First reported cases of Candida auris in Victoria: public health actions taken and lessons learned

Ms Donna Cameron1,2, Ms Marion Easton2, Dr Annaliese van Diemen2, Ms Courtney Lane1, Ms Francesca Azzato3, A/Prof Caroline Marshall4, Ms Elizabeth Orr4, A/Prof Leon Worth5,6, Prof Monica Slavin4,5, Ms Jennifer Breen5, Ms Susan Harper5, A/Prof Deborah Williamson1,3

1Microbiological Diagnostic Unit Public Health Laboratory, The University of Melbourne at the Peter Doherty Institute for Infection & Immunity, Melbourne, Australia,
2Department of Health and Human Services, Melbourne, Australia,
3Victorian Infectious Diseases Reference Laboratory, Royal Melbourne Hospital at the Peter Doherty Institute for Infection & Immunity, Melbourne, Australia,
4Royal Melbourne Hospital, Melbourne, Australia,
5Peter MacCallum Cancer Centre, Melbourne, Australia,
6VICNISS Coordinating Centre at the Peter Doherty Institute for Infection & Immunity, Melbourne, Australia

 

Background:

Candida auris (C. auris) is an emerging healthcare-associated pathogen that presents a serious global health threat. It is often multi-drug resistant, difficult to identify with standard laboratory methods and has been associated with outbreaks in hospital settings. Here we report the first identified cases of C. auris in Victoria and the first identified case of putative transmission within an Australian healthcare facility.

Method:

In July 2018, the Victorian Department of Health and Human Services was advised of a C. auris isolate from a patient hospitalised overseas in November 2017. Contact tracing commenced in two hospitals the patient had been admitted to on return to Australia. A second case identified in August 2018, also had a history of being hospitalised overseas and admissions to the same hospitals as the first case.
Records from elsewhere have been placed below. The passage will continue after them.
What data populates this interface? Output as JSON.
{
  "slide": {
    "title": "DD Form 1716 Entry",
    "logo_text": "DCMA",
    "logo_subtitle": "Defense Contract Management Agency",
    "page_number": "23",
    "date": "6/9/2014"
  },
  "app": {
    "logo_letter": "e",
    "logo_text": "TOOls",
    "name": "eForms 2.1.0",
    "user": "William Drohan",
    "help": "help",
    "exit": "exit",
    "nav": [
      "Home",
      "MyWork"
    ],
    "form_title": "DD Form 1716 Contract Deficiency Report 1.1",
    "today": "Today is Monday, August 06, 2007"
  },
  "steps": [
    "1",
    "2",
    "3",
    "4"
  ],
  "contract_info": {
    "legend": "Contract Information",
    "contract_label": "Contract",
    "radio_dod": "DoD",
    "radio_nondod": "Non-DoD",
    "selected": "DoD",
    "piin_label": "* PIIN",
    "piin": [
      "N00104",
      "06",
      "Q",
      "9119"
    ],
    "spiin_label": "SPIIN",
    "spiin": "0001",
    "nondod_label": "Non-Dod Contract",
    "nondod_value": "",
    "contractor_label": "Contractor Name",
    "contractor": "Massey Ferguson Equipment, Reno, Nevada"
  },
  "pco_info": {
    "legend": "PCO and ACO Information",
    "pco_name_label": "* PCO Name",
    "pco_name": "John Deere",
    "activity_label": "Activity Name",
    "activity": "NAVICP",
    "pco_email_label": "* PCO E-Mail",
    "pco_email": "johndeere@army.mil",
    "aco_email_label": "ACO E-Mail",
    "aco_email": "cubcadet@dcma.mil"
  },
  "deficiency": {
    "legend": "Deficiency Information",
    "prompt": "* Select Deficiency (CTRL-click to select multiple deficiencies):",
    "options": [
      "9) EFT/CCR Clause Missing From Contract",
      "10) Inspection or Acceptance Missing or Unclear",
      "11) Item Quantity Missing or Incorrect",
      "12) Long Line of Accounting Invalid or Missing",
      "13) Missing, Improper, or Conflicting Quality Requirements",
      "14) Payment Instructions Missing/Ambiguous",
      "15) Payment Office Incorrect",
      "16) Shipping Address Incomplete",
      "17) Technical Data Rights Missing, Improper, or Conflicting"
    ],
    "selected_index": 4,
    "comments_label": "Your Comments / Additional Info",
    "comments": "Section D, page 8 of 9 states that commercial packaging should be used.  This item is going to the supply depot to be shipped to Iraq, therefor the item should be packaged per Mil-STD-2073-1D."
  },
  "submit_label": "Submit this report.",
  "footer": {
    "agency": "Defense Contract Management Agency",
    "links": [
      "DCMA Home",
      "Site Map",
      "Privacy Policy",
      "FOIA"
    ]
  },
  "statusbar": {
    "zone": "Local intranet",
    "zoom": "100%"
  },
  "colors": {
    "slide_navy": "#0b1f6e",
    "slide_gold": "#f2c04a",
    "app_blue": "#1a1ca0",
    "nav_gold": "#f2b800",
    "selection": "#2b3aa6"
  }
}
Two further epidemiologically unrelated cases were subsequently identified; one screened after direct transfer from an overseas hospital, the other had a clinical specimen following an operation in an overseas facility several years prior. Whole genome sequencing was performed on all four isolates.

Results:

Phylogenetic analysis revealed putative transmission between the first two cases and suspected overseas acquisition in the remaining cases.

Following identification of these cases, the Victorian C. auris Guideline for Health Services was developed. These outline screening, laboratory and infection prevention and control recommendations for the identification and management of C. auris cases.

Conclusion:

Incidences of C. auris incursion into Australia are increasing. Vigilant screening and isolation of at-risk patients is required to prevent further transmission episodes.


Biography:

Donna Cameron is an Infection Control Consultant with the Microbiological Diagnostic Unit Public Health Laboratory and Communicable Diseases Prevention and Control Unit at the Victorian Department of Health and Human. She has been involved with the development and implementation of a number of DHHS guidelines including the suite of Victorian guidelines for carbapenemase-producing Enterobacterales (CPE) and the more recent Victorian guideline on Candida auris for health services.